Growing up in Shaker Heights, Susan Braham Koletsky benefitted from an impassioned art teacher who revealed the power of art and the impact it could have educationally on young people. Combining the two served as the driving force in her chosen career in the arts, especially once she became Museum Director of The Temple-Tifereth Israel in Beachwood.
“I enjoyed being able to draw and paint, express myself with color and line, use my imagination, and tell a story,” she recalls of her obvious artistic prowess in first grade and beyond. “When you are young, it’s important for an adult to acknowledge and affirm what you’ve created and take time to talk to you about it and make a connection with what you are trying to express.”
When she got to high school, Susan started teaching children’s classes and doing tours for families on weekends through the Education Department at the Cleveland Museum of Art, where she had taken Saturday classes as a child. She had a grant to walk through the galleries with children to identify different lines in paintings, sculptures, mummy cases or suits of armor in the Armor Court and write stories about what they saw, which she turned into a book called Line Find: A Guide to the Galleries for Children.
After her freshman year at the University of Rochester, Susan transferred to the Rhode Island School of Design to pursue a professional art degree. In the summers, her love for CMA kept her coming back to teach and guide tours for families.
After earning her BFA degree at RISD in 1976, Susan returned to Cleveland and worked full-time at CMA until she took a job as Director of Education at the Brockton Art Museum (now the Fuller Craft Museum) in Brockton, MA. It was a small museum but it had excellent exhibitions of arts and crafts and many programs for children.

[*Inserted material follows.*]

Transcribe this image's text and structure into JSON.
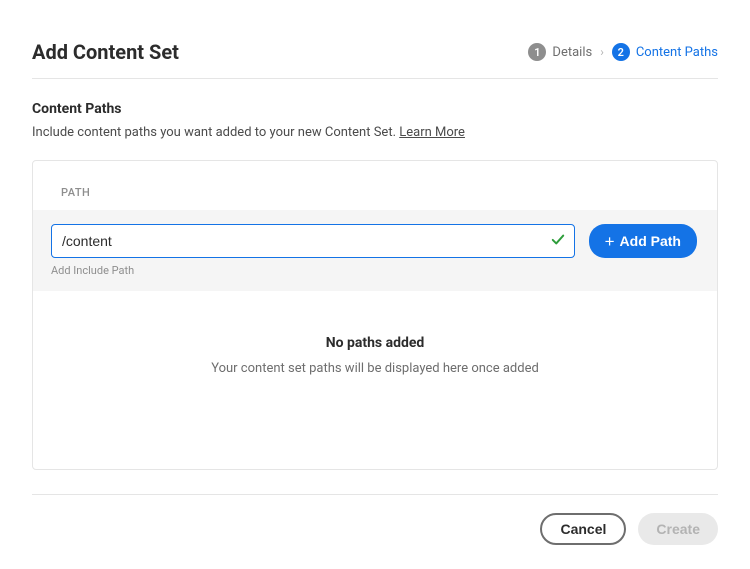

“Even then I was interested in the artists and having them come in and talk to people,” recalls Susan, whose monthly “Arts Talks” with artists that she launched as the Museum Director of The Temple-Tifereth Israel have been immensely popular. “So I’ve always wanted to connect people to artists and to what is happening in the world at the time.”
In the early ‘80s, Susan directed an extremely successful open-studio event in Boston for The Artists Foundation that featured more than 600 artists who opened their studios in warehouse spaces or galleries to the public. When she returned to Cleveland in 1983, she worked for the New Organization for the Visual Arts and directed a similar 10-day open-studio event, Art Week Cleveland, with nearly 400 artists and all of the city’s galleries participating.
Because her children were still young, she volunteered at The Temple Museum when it was still located in University Circle. In 1997, Susan assumed her current position and began to focus on doing more to feature the museum’s extensive collection of more than 2000 historical and art objects that it had collected since Rabbi Abba Hillel Silver founded the institution in 1950.
Over her 25-year tenure as the Museum Director, Susan curated more than 96 exhibitions and provided related programming and brought to bear her considerable talents as an artist, educator and advocate. As a result of her leadership she has brought a relatively unknown collection of Judaica to a position of prominence within the North American Jewish Art realm. Susan has engaged both Jews and non-Jews in robust conversations about Judaism, anti-Semitism and social responsibility.
“Sue’s vitality and energy have fueled her personal vision that art – as a tool to educate – can enrich our understanding of ourselves and our world, inspire some of us to create art and benefit the wellbeing of our community,” says Margie Moskovitz who worked closely with Sue as the chairperson of the volunteer Temple Museum Committee for The Temple Museum of Jewish Art, Religion and Culture from 2017-2022. “She has the enviable gift of ‘discovering’ area artists to exhibit their work and of facilitating outstanding additions to our collection. “
Susan’s exhibits from the museum’s collection have ranged from displaying “Ten Portraits of Jews of the 20h Century” by Andy Warhol and Judith Weinshall Liberman’s powerful Holocaust Wall Hangings to colorful and decorative Torah mantles to the vibrant and fun exhibit of the shoes of Israeli artist Kobi Levi. She also curated the Maltz Museum’s Judaica gallery from The Temple-Tifereth Israel’s collection.
“I’ve worked with a wide variety of incredibly creative artists, some who have poured their hearts out trying to express their feelings and questions about the Holocaust. We’ve created beautiful objects for our congregation, and exhibited historic pieces from Europe that were meaningful. My joy is to share Jewish art, history and culture and to begin conversations,” Susan concludes.